The Art of Parties: Downtown New York Cultural Scenes, 1978-1983

Kristen Galvin
Visual Studies
UC Irvine


This dissertation argues that Downtown scenes—across broadcast, nightlife, and academic spaces—are crucial to the shift between 1970s cultural pluralism and constructions of 1980s postmodernism. This project examines three different case studies as representative of Downtown scenes: Glenn O’Brien’s TV Party, Club 57, and The Nova Convention. TV Party, intermittently cablecast from 1978-1982, depicted a chaotic collective of subcultures by promoting variety-style musical performance on one of the first live public access programs in Manhattan. Club 57, with its energetic queer performances, theme parties, art exhibitions, and film screenings, created an “anything goes” environment that provided a vital bridge between art school and a more professionalized career. An avant-garde “who’s who” of Downtown cultural history, The Nova Convention was a mega-conference that celebrated the work of William S. Burroughs to popularize critical theory in the United States.
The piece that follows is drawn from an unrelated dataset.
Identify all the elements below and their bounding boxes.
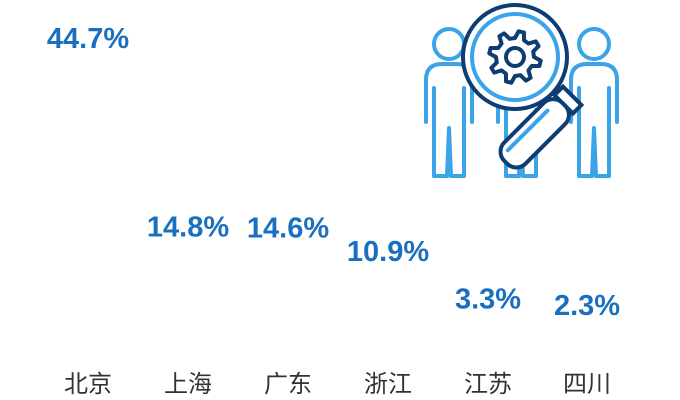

These three vibrant scenes supported production, collaboration, networking, and publicity for underground cultures and emerging artists. Downtown scenes shared progressive politics, taste cultures, and queer world-making desires to generate and rewrite cultural systems of meaning. In contrast to existing single-medium histories of this period, this project advances party scenes as particularly productive interdisciplinary configurations, with profound cultural and intellectual impact.